Ageing and the mortality alarm (Guardian)

After the mortality alarm (which psychologists call mortality salience, awareness of the inevitability of one’s death) I wondered: at what point is a person considered old? In the 1960s, the famous Beatles song “When I’m 64” described what old age was considered back then. Written now, it should be “When I’m 84”.

In Australia an “adult” is someone aged between 18 and 64. After 65, people are considered “older adults”. For Indigenous Australians, older adults are 50-plus. Despite my personal ageing crisis, I don’t feel I belong in the same category as an octogenarian. But in 2023, how do we redefine and recategorise “late life”? I’d like to propose a new category for pre-old adults, for those beginning their ageing journey: what about “juvenile geriatric”?

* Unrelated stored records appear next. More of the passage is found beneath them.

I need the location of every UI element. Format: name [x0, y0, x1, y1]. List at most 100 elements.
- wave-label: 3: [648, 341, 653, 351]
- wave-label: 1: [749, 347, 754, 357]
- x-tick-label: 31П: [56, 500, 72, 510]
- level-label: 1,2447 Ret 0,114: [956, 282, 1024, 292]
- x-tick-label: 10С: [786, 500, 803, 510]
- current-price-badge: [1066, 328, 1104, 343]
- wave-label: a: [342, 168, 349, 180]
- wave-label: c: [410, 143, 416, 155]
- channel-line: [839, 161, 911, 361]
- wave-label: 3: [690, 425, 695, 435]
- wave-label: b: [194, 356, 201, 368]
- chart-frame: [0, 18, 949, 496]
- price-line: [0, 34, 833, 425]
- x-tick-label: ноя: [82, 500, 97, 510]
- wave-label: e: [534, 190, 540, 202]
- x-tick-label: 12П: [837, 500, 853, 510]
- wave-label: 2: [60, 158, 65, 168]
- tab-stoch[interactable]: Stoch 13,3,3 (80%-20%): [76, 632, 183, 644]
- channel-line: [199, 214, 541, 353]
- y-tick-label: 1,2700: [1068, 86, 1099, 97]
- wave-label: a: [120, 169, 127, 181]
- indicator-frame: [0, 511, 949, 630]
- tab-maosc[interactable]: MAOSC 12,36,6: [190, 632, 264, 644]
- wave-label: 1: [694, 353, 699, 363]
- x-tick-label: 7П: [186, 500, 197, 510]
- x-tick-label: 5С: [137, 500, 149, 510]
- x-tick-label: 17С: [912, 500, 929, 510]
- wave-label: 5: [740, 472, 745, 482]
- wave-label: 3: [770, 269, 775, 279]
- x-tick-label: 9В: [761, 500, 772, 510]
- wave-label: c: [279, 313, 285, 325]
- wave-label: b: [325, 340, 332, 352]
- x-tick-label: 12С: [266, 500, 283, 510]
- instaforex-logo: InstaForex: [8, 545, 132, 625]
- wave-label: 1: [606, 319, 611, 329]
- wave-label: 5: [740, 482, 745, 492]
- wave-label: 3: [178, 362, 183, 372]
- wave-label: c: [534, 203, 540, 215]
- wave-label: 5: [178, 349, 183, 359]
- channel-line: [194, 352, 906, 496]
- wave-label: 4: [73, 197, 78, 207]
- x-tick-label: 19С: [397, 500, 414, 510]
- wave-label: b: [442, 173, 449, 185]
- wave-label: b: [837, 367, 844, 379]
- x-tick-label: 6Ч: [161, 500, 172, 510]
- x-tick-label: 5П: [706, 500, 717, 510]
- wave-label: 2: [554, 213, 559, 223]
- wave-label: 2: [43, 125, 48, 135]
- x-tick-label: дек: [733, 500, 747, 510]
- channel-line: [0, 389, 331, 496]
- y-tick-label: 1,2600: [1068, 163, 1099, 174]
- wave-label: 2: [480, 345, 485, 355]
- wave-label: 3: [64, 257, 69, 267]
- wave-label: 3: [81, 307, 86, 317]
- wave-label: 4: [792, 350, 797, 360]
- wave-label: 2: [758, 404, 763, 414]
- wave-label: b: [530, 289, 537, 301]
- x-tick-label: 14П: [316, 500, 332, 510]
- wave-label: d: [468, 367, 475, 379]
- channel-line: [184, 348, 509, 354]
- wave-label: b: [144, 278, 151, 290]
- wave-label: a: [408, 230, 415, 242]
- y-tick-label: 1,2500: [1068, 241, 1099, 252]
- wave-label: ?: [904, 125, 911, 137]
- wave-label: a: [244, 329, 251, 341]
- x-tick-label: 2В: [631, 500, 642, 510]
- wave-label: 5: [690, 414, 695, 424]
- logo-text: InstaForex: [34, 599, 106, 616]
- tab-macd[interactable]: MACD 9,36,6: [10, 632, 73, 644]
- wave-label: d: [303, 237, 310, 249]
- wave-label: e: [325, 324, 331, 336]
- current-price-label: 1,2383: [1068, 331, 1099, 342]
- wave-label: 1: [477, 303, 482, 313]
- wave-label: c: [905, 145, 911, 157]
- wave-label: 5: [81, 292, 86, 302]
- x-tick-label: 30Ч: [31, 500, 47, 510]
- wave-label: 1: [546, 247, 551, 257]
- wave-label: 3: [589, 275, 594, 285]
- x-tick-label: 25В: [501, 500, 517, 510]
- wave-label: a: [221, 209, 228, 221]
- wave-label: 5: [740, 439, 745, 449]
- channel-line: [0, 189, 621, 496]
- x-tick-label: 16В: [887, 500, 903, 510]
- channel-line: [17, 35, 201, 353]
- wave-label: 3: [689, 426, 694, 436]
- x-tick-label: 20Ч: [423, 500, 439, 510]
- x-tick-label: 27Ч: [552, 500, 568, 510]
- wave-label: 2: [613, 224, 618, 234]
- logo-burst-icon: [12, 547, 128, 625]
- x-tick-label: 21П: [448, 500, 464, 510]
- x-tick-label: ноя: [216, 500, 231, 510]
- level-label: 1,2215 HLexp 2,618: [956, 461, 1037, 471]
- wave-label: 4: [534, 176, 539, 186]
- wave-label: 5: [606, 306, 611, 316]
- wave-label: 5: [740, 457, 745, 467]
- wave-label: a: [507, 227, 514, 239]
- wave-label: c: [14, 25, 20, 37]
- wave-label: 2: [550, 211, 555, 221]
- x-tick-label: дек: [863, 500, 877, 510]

This is an excellent question. The discussion should bring up many lines of debate.

I remember thinking that old people were just like that. They were old looking and acting, and that was normal for them. I knew that I would get older ….but that was a good thing: bigger stronger more rights and privileges. It was inconceivable that I would get old like that.

I was in denial right up to 50. I’m still in denial about the path between where I am now (slightly old but doing very well) and the decline to 80/90/100+. Will I be the me of today…please? I am working as hard as I can to make it so. And I am not ready to accept the alternative.


Given the increasing variance in the divergence between biological and chronological age. Maybe we should drop the concept of chronological age altogether.

Some 50 year olds are suffering from age related comorbidities, in an age where others are fitter and healthier and have longer telomeres and better methylation than the average 30 year old.

How long until biological measures of aging allow us to start measuring backwards… Instead of “I’m 50 years old” … "I’m 60 years to go’.


Hahaha… for me it was turning 60 years old and the beginning of arthritis, dysphagia and looking old and tired in the mirror. I began my anti-aging research and discovered an article in Men’s Health magazine. Guys age 40- 50-60 and 70 talked about a medication that took them back physically… biologically… rapamycin.

More research brought me to Blogsklonny, Kaeberlein and Attia. Researchers well respected. So I visited my Personal Physician and made a plan to try to slow my aging. Going on 4 years later… I feel euphoric, memory rocks, body stronger and looks great. I feel like 50 years again - maybe younger (almost 66 years old).

With my biological reset… thanks to rapamycin, I view old as maybe 70… will see when I get there.

Rapamycin, TRT and acarbose changed the aging process and my health. Just kicking it now and enjoying it as I watch others age badly.

If someone my age or younger asks me how am I rocking it… I put them on the path of discovery with rapamycin. Going to have a great journey those last few decades.